Kota Bandung dikenal dengan udaranya yang sejuk, namun saat memasuki musim penghujan, kelembapan udara di Kota Kembang ini bisa meningkat secara drastis. Kondisi lingkungan yang sangat lembap sering kali menimbulkan masalah pada struktur bangunan, terutama pada dinding rumah yang mulai menunjukkan bercak hitam atau putih akibat pertumbuhan fungi. Kampanye Bandung Anti Lembap hadir untuk memberikan edukasi kepada warga mengenai bahaya kesehatan yang mengintai di balik dinding yang berjamur, mulai dari masalah pernapasan hingga alergi kulit yang mengganggu kenyamanan penghuni rumah.

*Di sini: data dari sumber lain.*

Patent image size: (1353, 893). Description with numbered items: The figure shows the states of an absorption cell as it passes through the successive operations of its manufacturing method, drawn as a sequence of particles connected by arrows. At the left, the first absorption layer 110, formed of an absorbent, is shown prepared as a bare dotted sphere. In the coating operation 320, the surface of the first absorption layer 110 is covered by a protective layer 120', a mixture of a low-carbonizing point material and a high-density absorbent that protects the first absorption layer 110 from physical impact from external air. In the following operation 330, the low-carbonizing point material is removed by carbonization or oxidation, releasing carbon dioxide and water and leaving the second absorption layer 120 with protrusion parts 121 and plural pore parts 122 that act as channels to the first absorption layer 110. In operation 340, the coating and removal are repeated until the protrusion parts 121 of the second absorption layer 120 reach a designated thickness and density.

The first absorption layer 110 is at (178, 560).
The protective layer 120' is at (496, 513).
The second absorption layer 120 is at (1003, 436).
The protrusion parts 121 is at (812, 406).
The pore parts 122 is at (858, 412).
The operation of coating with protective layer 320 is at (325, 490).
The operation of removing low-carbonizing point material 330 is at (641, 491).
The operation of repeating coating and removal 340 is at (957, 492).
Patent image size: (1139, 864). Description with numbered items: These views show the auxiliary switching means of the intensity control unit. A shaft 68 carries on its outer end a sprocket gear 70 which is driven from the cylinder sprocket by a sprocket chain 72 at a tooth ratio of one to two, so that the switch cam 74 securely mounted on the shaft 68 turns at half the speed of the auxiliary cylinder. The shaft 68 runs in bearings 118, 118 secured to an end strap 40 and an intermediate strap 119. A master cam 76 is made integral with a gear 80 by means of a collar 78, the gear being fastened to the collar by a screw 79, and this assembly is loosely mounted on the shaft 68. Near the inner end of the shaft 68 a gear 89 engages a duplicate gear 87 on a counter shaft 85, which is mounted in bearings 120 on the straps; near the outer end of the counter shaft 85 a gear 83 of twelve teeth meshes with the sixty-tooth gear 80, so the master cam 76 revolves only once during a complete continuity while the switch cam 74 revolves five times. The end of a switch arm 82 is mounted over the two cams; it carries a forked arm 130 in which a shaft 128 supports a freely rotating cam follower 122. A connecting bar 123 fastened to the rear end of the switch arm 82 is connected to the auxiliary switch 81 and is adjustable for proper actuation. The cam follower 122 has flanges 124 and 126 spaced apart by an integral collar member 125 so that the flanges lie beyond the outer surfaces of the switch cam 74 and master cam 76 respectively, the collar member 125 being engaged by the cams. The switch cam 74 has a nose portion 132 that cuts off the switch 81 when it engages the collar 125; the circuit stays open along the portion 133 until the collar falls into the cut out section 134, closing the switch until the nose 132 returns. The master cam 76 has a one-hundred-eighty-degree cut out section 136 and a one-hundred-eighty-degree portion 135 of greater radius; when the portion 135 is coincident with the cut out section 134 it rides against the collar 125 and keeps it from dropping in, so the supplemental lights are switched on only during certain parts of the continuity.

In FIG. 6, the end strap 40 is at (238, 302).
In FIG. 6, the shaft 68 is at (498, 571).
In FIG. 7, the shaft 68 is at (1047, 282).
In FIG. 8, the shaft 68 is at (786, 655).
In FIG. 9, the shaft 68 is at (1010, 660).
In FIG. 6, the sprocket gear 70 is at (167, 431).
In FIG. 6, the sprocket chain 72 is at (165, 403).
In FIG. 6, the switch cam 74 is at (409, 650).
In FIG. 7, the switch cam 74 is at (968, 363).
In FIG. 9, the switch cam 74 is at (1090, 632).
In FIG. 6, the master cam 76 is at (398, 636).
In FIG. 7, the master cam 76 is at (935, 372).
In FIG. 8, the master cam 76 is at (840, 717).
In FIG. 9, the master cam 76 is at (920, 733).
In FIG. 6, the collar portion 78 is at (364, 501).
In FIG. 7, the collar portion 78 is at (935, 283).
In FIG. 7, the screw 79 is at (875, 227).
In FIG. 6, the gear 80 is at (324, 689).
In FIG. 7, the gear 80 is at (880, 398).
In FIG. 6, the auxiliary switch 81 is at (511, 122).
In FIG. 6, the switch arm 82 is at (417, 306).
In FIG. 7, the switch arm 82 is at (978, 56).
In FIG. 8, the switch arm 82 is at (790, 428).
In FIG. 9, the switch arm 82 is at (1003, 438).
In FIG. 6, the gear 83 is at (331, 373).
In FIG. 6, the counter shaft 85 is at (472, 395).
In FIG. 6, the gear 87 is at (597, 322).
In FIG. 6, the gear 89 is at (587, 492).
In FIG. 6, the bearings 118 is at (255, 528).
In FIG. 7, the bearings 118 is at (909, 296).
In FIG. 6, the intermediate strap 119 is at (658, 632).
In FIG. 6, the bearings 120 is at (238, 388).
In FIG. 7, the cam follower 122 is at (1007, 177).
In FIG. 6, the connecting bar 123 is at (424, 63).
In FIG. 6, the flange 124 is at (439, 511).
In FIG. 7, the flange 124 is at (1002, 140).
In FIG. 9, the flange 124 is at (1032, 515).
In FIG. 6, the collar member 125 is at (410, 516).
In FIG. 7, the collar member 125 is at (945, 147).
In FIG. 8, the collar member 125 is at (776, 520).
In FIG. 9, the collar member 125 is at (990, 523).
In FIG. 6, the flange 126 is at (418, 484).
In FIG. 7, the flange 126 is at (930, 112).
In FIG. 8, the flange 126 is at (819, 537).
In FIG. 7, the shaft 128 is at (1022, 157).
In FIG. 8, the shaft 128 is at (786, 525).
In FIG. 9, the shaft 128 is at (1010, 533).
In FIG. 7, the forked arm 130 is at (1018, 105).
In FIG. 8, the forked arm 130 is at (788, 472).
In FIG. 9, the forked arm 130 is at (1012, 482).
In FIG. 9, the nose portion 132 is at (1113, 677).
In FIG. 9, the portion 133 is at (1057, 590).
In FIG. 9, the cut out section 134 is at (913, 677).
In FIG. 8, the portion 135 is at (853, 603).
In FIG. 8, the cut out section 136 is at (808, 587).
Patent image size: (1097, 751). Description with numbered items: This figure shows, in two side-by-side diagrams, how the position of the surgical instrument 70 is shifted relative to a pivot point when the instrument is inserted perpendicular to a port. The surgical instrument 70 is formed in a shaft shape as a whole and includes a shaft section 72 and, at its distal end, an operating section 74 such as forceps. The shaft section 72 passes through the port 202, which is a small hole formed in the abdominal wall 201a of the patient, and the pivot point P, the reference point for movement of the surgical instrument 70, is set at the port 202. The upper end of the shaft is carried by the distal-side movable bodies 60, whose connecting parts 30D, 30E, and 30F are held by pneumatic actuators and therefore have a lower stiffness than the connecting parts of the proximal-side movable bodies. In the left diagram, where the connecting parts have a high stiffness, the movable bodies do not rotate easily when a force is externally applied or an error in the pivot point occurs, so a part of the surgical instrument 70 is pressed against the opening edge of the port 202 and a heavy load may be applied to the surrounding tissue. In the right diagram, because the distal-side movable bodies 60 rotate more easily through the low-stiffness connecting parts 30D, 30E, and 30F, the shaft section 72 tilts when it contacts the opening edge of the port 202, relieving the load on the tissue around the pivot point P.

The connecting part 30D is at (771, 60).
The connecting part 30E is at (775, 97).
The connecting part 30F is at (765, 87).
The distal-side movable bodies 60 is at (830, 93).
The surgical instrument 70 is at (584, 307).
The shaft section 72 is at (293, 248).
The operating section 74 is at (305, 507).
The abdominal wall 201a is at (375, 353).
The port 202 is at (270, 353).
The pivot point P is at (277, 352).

Tumbuhnya jamur pada permukaan tembok bukan sekadar masalah estetika bangunan. Spora jamur yang terlepas ke udara dapat terhirup oleh penghuni dan memicu serangan asma atau rinitis alergi. Melalui tips HAKLI Bandung, masyarakat diajarkan untuk melakukan deteksi dini terhadap tanda-tanda kelembapan tinggi, seperti munculnya bau apek atau cat yang mulai mengelupas. Langkah pertama yang harus dilakukan adalah mencari sumber kebocoran atau rembesan air, baik dari atap yang bocor maupun saluran pipa yang tidak kedap. Tanpa menghentikan sumber airnya, pembersihan jamur hanya akan bersifat sementara.

Salah satu cara efektif untuk atasi jamur dinding adalah dengan menggunakan cairan disinfektan alami atau larutan cuka yang dicampur dengan air. HAKLI menyarankan agar masyarakat menghindari penggunaan detergen biasa karena beberapa kandungan kimianya justru bisa menjadi media nutrisi bagi jenis jamur tertentu. Setelah dinding dibersihkan dan dipastikan kering sempurna, penggunaan cat anti-fungi dengan kualitas tinggi sangat direkomendasikan untuk memberikan lapisan perlindungan ekstra. Selain itu, memastikan cahaya matahari dapat masuk ke dalam ruangan melalui jendela atau genteng kaca juga sangat membantu membunuh spora jamur secara alami.

Kondisi musim hujan di daerah pegunungan seperti Bandung menuntut pengaturan sirkulasi udara yang lebih dinamis. Penggunaan alat penyerap lembap atau dehumidifier bisa menjadi solusi tambahan untuk ruangan yang tidak memiliki akses ventilasi langsung. Namun, cara yang paling ekonomis adalah dengan rutin membuka pintu dan jendela pada jam-jam tertentu saat tidak turun hujan agar terjadi pertukaran udara. HAKLI juga menekankan pentingnya memberi jarak antara furnitur, seperti lemari baju, dengan dinding minimal 5 hingga 10 sentimeter agar udara dapat mengalir di celah tersebut dan mencegah dinding menjadi lembap karena tertutup rapat.